By historic standards, prices around $6,000 per ton are not low, Juarez points out in the Reuters article. Ten years ago, prices were around $3,500 per ton.

The Other Side of the Coin…

“Contract negotiations are particularly important this year,” Dane Davis, commodities market analyst at Barclays, said at the annual copper conference in Santiago last week. “If we see disruptions, it could push the market into deficit and produce a strong driver to prices.”

Copper has recently climbed back to about the $6,000 per ton plateau after dropping almost 10 percent earlier this year, although, the market is still a little depressed because of lower growth than expected in China, which accounts for 40 percent of global copper demand.

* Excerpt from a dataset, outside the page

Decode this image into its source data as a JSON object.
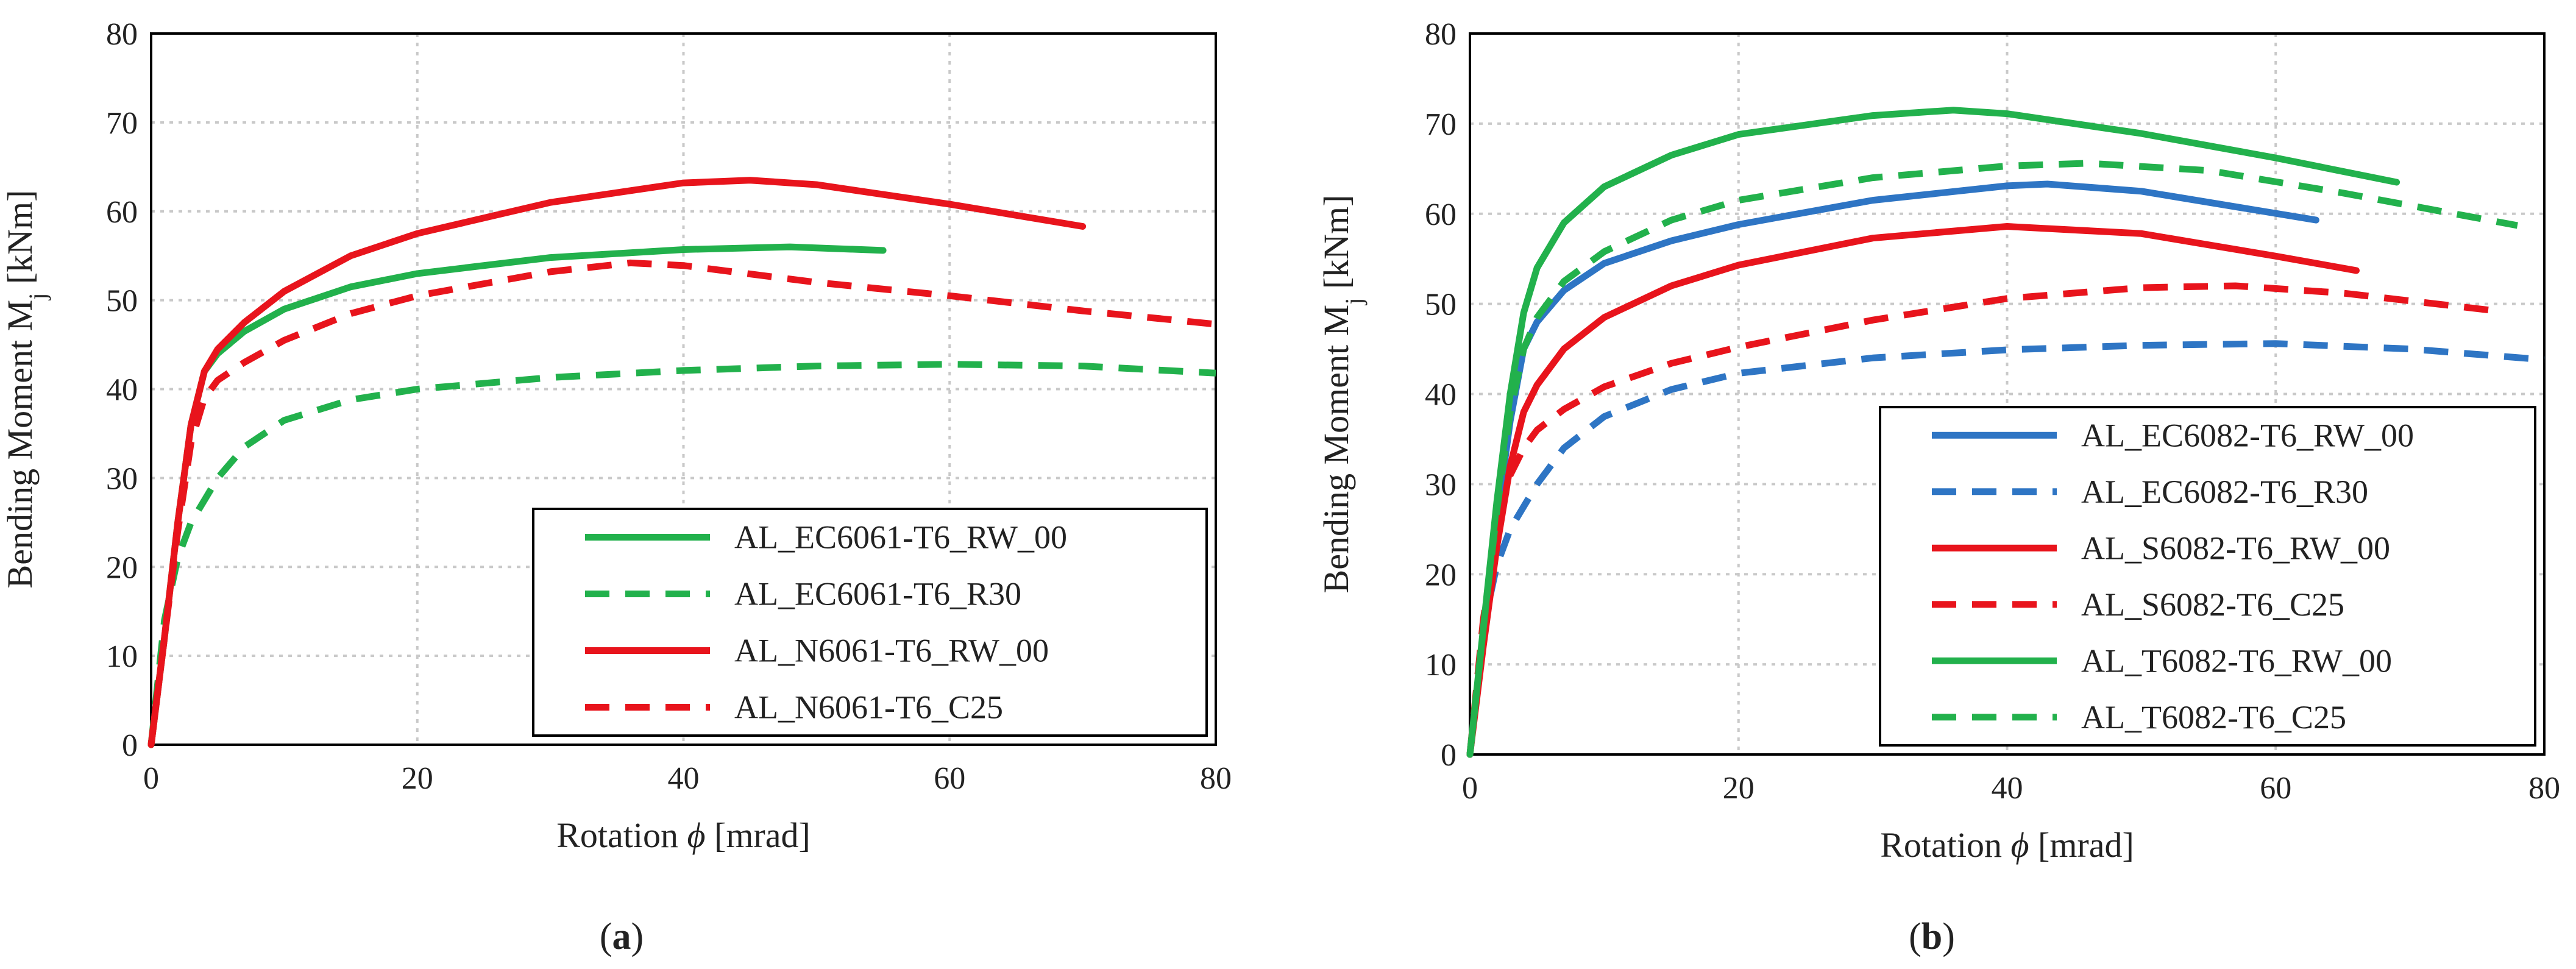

Analysts disagree on when the tide will turn for copper. Some predict demand will outpace supply by the end of 2015, while others don’t see a deficit happening until at least 2017. The good news in either scenario, most all of the experts believe the price of copper will increase over the long haul.

Copper Price ForecastFrom Metal Miner (written by Taras Berezowsky)

After the huge drop during the second half of last year, we believe that there is no point in freaking out over copper’s recent two-month rally. Picking bottoms is very hard and definitely not a good strategy for metal buyers. Was February the bottom of copper’s bearish market? Nobody knows. Since 2011, we do know that trying to guess the bottom is a terrible strategy to take with copper. Prices keep falling from trough to trough…to trough.

On the fundamentals side, we don’t see any game-changing factor that could drive a significant upturn in copper prices. The market remains far from a deficit and the macroeconomic outlook from China looks poor. Copper demand lacks momentum.

Now, with the fundamentals picture dormant, at best, can we expect copper prices to rise above last year’s levels? That seems very unlikely. Especially while a strong dollar and low oil prices are having a depressing effect on commodities, and many other base metals are making record lows.

Before copper is ready to turn around, we’ll have to see more price strength and changes in the demand outlook for commodity markets. Both need to turn upward. We believe that the last four years gave copper buyers reasons enough to wait for real signs of strength before making large volume commitments.